Podoba mi się nawet sam pomysł na główną fabułę tej powieści, mimo że nie jestem zwolennikiem fantastyki. Niestety, w pewnym momencie, jak dla mnie, książka siada - za dużo "tej bzdurnej Mrocznej Wieży" ( ;) ) Po prostu wolę Kinga przyziemnego, potrafiącego wykrzesać grozę z istot ludzkich i ich czynów  :) W pewnej chwili, musiałem nawet czytać fragmenty po kilka razy, by nadążyć za akcją i sobie wyobrazić o co chodzi :)
Zakończenie głównego wątku jak dla mnie uproszczone i takie na łatwiznę. Lecz sama końcówka wyborna.

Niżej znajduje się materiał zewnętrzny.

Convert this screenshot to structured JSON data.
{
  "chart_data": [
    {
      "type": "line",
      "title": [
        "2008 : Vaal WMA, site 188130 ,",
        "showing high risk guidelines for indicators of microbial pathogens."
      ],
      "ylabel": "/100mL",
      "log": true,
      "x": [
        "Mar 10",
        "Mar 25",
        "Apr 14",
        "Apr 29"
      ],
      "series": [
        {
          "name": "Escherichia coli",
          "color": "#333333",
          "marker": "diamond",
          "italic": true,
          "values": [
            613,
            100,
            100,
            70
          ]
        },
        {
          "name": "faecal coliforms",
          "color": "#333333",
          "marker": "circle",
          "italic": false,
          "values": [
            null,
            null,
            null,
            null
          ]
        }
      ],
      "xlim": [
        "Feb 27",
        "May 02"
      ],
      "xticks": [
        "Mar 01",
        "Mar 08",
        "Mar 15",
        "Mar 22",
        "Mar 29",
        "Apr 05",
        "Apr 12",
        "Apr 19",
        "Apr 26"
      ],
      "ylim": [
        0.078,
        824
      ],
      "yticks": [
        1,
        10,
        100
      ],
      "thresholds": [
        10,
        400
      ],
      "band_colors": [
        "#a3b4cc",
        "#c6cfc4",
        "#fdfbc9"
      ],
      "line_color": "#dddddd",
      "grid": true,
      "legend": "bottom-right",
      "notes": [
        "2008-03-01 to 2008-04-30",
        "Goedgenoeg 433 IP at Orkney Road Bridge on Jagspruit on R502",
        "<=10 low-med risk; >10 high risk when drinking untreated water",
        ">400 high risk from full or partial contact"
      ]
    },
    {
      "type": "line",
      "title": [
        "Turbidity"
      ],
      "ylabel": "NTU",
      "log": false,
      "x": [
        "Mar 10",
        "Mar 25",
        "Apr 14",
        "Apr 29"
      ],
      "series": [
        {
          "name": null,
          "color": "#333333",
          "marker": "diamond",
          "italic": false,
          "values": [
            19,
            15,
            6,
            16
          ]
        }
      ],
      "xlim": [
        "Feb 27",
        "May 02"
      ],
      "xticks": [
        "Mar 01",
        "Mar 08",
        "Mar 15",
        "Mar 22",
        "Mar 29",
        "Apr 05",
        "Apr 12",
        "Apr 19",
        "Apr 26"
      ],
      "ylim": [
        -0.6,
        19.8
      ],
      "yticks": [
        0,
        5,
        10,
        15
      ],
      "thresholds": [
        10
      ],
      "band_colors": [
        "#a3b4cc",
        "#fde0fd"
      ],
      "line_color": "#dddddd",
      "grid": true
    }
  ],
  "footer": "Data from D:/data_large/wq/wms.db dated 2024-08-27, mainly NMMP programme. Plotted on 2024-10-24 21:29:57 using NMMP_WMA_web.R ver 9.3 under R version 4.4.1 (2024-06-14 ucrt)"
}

Ogólnie, to chyba na to na co najwięcej ludzi tu narzekało, to mi się najbardziej podobało, natomiast co innych zachwycało, to mnie zupełnie nie przekonywało.  :)

Książkę tę oceniam znacznie wyżej od Talizmanu. Wszystko w niej jest lepsze, a King wraz z współtwórcą jawią się już jako dojrzali pisarze. W ogóle to powieść przeczytałem w niecały tydzień - jak na mnie to świetny wynik. A Czarny Dom oceniam na 7 z małym minusikiem.


Tytuł: Odp: Czarny Dom
Wiadomość wysłana przez: Emilio on Maja 05, 2014, 01:46:12
Bardzo dobra książka i świetna kontynuacja Talizmanu. Trochę przegadana co jest już standardem u Kinga, ale ostatnie 200 stron to czysta przyjemność. Zasłużone 8/10. Chciałbym aby King ze Straubem kolejny raz zasiedli razem do pisania i stworzyli TALIZMAN part III.


Tytuł: Odp: Czarny Dom
Wiadomość wysłana przez: charyoutree19 on Czerwca 27, 2015, 22:24:14
wiadomo cos juz o talizmanie 3?


Tytuł: Odp: Czarny Dom
Wiadomość wysłana przez: nocny on Czerwca 28, 2015, 22:47:52
Panowie myślą nad fabułą.


Tytuł: Odp: Czarny Dom
Wiadomość wysłana przez: Repta on Września 04, 2023, 09:10:36
Mam problem z oceną Czarnego Domu, za lekturę zabrałem się od razu po przeczytaniu Talizmanu, przy czym realnie lektura poprzedniczki nie jest moim zdaniem niezbędna (aczkolwiek spoileruje fabułę ;) ). Na początku miałem problem z narracją, pierwsze 80-100 stron się męczyłem, ale później panowie zrezygnowali z zabiegu "latania" pomiędzy postaciami (pojawia się ten motyw w dalszej części ale rzadziej). Fabularnie lepiej mi się tą książkę czytało, to nadal nie jest King w najlepszym wydaniu ale historia jest ciekawa i rozwija się w zadowalającym tempie. Ode mnie takie 6+/10.